On Thu, Jul 25, 2013 at 10:02:40AM -0500, Mark Tinguely wrote:
> On 07/24/13 19:21, Dave Chinner wrote:
> >On Wed, Jul 24, 2013 at 08:28:42AM -0500, Mark Tinguely wrote:
> >>If you could please redo the test and get the stack traces with
> >>/proc/sysrq-trigger and if you kernel works with crash, a core dump.
> >>For the stack trace, I mostly want to know if it has several
> >>"xlog_grant_head_wait" entries in it, because ...
> >>...I seemed to have triggered a couple log space reservation hangs
> >>with fsstress one XFS partition and a mega-copy on another
> >>partition, but will have to graft the new XFS tree onto a Linux 3.10
> >>kernel to get crash (and one of my sata controllers) to work again.
> >They are unrelated to this patchset.
> >Somewhere in the code there
> >is a mismatch between what we reserve as the base requirement for an
> >actual log write and what the CIL actually steals, and that is, most
> >likely, what is leading to log hangs.
> >This is demonstratable in the fact that generic/070 on 512 byte
> >block size filesystems regularly hits a transaction reservation
> >exhausted assert failure on transaction commit of the periodic log
> >dummy transaction on my test rigs.
> In testing patch 44, I did not trip over any cil stealing asserts
> before the hang. I think the cil steal assert is a different and a
> legitimate complaint. When I tripped over the ASSERT in with the v3
> inode enabled, the writeid only reserves space for the sb but there
> were occasions of root btree and attribute fork entry that were also
> patch 43 runs for hours without incident. Previous to this series, I
> ran the same tests with parent pointer testing with much higher log
> reservations for day or two and never got a hang.
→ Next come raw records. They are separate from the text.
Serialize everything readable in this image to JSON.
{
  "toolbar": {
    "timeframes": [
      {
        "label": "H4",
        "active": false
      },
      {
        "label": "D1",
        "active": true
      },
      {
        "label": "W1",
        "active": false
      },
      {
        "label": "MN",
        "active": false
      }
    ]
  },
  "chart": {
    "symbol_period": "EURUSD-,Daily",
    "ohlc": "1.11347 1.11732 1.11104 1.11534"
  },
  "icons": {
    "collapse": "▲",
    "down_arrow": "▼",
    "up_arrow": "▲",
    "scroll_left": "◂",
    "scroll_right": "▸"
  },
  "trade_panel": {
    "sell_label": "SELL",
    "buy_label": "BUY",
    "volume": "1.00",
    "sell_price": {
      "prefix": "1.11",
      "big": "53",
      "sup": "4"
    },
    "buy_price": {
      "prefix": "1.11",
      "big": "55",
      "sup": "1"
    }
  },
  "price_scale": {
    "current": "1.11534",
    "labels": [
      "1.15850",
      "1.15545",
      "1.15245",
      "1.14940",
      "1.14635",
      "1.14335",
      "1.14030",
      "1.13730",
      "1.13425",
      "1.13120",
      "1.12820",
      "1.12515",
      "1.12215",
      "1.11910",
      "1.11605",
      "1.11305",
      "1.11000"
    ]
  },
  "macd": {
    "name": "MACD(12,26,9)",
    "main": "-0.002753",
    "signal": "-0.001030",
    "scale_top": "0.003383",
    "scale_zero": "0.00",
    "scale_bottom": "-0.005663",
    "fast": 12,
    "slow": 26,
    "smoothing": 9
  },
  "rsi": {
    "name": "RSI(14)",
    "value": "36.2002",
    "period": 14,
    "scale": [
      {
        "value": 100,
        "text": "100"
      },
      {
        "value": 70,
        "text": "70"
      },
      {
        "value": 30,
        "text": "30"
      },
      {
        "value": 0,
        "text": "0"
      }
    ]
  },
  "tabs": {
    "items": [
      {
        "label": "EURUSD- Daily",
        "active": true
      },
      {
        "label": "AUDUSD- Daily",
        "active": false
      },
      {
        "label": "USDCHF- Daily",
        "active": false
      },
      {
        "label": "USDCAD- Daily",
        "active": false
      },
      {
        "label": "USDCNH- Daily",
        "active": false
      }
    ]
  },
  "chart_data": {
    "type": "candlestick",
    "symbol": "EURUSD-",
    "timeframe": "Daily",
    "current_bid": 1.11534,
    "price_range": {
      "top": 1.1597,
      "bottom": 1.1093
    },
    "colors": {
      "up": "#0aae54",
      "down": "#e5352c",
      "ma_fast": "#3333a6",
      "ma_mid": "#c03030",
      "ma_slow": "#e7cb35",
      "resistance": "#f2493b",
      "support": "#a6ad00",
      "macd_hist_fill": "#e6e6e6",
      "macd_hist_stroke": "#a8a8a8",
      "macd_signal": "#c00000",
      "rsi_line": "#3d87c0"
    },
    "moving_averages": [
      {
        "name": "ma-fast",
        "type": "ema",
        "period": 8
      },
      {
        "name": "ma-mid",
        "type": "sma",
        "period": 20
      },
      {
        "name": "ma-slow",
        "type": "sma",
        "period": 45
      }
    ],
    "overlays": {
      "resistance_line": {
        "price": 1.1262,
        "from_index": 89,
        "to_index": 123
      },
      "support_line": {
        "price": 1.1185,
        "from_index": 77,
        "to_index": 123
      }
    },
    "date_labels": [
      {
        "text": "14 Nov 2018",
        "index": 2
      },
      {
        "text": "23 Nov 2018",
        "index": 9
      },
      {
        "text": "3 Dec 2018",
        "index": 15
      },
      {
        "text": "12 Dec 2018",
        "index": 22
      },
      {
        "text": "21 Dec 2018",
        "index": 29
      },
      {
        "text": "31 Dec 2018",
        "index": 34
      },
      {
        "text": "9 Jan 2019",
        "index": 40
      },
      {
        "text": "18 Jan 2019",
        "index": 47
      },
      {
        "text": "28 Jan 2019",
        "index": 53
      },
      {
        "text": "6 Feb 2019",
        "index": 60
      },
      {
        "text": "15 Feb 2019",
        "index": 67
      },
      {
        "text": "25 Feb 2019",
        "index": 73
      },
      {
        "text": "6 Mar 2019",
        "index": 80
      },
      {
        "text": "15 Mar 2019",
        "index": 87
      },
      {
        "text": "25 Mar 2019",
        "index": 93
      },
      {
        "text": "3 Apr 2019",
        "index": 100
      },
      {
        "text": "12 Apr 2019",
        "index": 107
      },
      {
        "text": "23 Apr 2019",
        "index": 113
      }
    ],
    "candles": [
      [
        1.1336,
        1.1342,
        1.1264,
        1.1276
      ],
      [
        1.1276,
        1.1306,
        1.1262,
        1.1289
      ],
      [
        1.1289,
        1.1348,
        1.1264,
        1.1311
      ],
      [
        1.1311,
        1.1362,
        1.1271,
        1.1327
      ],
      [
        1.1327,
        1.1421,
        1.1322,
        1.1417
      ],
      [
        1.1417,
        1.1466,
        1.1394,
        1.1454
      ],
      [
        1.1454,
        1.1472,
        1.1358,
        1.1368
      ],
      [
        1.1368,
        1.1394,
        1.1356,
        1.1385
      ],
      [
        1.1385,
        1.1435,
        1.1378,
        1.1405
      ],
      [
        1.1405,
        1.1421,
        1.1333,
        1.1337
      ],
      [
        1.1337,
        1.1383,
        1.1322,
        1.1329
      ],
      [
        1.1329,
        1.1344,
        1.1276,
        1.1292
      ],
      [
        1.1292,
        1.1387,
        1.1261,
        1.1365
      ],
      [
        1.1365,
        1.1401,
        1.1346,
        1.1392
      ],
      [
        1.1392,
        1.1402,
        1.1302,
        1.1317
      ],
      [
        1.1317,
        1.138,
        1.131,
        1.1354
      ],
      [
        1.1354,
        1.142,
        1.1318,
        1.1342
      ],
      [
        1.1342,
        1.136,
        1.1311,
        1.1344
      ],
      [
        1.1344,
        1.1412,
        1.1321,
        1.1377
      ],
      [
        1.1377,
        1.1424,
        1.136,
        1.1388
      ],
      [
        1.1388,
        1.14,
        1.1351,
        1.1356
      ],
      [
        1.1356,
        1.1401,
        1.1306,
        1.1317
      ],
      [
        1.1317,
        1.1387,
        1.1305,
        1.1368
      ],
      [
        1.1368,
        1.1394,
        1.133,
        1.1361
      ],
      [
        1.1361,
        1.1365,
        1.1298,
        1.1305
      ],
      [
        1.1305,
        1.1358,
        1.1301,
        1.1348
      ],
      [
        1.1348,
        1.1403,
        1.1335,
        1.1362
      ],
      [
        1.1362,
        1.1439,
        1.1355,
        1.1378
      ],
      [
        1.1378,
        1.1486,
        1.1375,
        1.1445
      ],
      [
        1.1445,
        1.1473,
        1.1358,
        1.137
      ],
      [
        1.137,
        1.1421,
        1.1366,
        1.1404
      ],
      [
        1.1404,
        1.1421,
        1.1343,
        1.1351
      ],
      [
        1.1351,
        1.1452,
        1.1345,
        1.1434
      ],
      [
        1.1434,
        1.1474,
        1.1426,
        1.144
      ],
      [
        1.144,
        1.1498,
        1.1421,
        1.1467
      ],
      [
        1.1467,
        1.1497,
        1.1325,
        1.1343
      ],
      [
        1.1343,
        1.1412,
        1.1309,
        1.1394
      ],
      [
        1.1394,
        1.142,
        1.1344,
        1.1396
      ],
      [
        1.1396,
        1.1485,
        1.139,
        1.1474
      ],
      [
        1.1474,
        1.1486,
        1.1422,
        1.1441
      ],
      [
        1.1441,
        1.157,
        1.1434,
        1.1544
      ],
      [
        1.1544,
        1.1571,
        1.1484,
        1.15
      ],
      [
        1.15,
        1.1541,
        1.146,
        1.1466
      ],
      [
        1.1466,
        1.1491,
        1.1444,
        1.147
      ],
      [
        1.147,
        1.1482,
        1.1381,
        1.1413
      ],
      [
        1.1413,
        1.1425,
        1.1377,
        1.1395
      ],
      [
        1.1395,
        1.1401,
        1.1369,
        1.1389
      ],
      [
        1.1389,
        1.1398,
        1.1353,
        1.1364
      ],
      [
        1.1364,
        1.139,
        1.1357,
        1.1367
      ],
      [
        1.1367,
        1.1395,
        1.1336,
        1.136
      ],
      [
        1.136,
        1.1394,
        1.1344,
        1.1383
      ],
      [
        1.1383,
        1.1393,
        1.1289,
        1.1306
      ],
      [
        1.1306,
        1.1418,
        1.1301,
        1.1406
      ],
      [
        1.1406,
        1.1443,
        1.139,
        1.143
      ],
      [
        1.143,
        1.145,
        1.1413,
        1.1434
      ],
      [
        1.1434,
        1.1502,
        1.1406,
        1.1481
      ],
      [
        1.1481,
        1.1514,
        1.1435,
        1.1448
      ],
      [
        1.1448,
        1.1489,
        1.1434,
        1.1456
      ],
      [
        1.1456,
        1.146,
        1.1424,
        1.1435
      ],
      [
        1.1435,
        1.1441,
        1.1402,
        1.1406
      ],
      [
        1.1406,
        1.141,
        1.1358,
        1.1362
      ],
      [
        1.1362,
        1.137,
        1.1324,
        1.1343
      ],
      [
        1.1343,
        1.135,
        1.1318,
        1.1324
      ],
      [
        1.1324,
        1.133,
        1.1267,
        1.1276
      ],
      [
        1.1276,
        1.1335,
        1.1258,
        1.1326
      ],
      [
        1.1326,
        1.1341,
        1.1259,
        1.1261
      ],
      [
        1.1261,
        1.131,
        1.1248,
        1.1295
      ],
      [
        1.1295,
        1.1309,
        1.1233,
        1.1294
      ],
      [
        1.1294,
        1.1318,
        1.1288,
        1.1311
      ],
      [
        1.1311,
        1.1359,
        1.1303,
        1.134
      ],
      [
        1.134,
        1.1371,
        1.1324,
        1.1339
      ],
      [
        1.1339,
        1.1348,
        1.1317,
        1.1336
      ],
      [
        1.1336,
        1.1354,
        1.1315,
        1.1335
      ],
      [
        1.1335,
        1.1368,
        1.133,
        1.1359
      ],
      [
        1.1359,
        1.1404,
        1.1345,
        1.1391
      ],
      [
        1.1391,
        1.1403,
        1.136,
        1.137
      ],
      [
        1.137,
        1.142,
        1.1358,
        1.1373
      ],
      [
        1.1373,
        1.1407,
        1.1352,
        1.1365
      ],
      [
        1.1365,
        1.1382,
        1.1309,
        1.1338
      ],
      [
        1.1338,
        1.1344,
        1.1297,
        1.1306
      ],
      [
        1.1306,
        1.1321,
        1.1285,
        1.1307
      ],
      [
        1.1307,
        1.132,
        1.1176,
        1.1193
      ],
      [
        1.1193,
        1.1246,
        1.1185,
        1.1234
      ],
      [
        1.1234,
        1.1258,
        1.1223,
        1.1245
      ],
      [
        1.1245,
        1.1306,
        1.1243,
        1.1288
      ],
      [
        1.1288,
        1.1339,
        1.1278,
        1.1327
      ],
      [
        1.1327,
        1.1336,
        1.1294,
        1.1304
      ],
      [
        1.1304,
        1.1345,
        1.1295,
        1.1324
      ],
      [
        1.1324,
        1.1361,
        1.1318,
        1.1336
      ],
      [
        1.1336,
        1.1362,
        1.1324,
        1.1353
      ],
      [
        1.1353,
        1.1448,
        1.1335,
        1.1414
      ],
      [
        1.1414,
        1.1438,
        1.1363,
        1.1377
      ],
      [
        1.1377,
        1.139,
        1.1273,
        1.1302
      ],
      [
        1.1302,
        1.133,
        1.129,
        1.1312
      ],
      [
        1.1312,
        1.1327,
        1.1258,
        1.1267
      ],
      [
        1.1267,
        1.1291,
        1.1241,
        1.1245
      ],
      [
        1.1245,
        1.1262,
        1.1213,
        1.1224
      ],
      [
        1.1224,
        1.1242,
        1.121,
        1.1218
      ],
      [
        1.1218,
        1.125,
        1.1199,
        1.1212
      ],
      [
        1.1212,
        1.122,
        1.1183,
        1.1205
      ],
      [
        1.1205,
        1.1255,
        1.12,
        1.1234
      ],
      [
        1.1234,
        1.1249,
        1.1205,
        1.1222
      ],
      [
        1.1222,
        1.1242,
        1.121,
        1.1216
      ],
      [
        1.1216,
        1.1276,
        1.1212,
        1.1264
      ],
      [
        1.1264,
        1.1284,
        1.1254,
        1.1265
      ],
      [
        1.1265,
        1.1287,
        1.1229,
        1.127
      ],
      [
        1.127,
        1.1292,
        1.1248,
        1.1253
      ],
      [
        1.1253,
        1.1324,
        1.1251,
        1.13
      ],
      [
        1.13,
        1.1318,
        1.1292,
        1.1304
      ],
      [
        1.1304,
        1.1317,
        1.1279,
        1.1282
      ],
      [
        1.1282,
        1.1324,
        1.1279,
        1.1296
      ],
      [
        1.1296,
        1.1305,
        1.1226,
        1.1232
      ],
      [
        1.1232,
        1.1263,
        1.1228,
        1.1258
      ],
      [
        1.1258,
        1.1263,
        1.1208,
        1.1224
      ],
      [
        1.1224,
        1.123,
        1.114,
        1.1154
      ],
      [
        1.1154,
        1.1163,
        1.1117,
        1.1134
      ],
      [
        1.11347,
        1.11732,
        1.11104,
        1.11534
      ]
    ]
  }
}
> I tested patch 44 with copy like tests and both times it hung both
> times - not a convincing number of tests. A quick look, I see an
> empty AIL, empty CIL, the CTX is using 0 bytes, doesn't look like
> there are any cil pushes going nor any older ctx, the ctx has an
> empty ticket reservation. The log tail is 0xd000014d7 and
> reserve/grant is 0xe00204d04. The next reservation is for a rename
> transaction that uses just over the log space left. There has to be
> a log space leak. I will go back patch 43 on one machine and patch
> 44 on another and make sure it is patch 44 is causing the problem.
Right, a patch that makes transaction commits go faster is likely to
cause a pre-existing reservation leak to leak faster....